Catalyzing change is also the subject of two projects in the 2011 Biennale. The Ghana ThinkTank is a worldwide network of think tanks creating strategies to resolve local problems in the “developed” world. These think tanks analyze “First” World problems and propose solutions, which are put into action back in the community where the problems originated. Similarly, Haas + Hahn, Dutch artists Dre Urhahn and Jeroen Koolhaas, turn public urban spaces that are deprived and often sites of conflicts, into inspiring artworks of monumental size. These projects offer local youth education and job opportunities, while making their community a nicer place to live.

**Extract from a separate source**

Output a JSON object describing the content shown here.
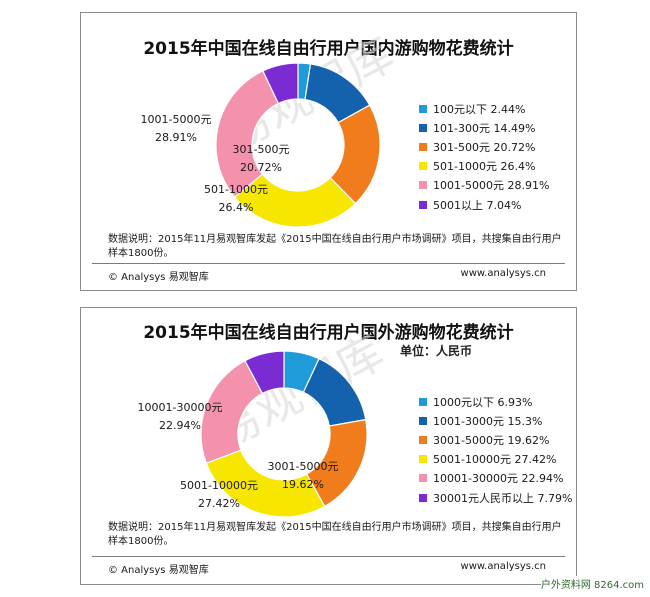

As a city that recently celebrated its 30th anniversary, Shenzhen is planning its future for the next 30 years. As part of this historic milestone, the Biennale will present Exhibition of Universiade Stories an exhibition that showcases the newly constructed stadiums, and investigates the impact that large public events have on the city of Shenzhen. Another presentation of regional development will be The Research, Competition and Exhibition of Innovative Public Housing. The Biennale will include the fifth phase of this project that includes the exhibition and final review phase of design submissions. This will play an important role in the development and construction of public housing in Shenzhen.
In addition, the Hong Kong organizing committee was successful in securing sponsorship from the Hong Kong government and is working together with Shenzhen to truly make this a Bi-City Biennale. Based on the Biennale’s concepts established by the curatorial team, the Hong Kong edition will work to complement the Shenzhen Biennale in an integrative way. The Biennale in Hong Kong, curated by Gene King and Anderson Lee, is now under preparation and expected to open in February 2012. 2011 Shenzhen & Hong Kong Bi-City Biennale Of Urbanism\Architecture aims to achieve the goal of ‘Bi-City, One-Theme, One-Exhibition’.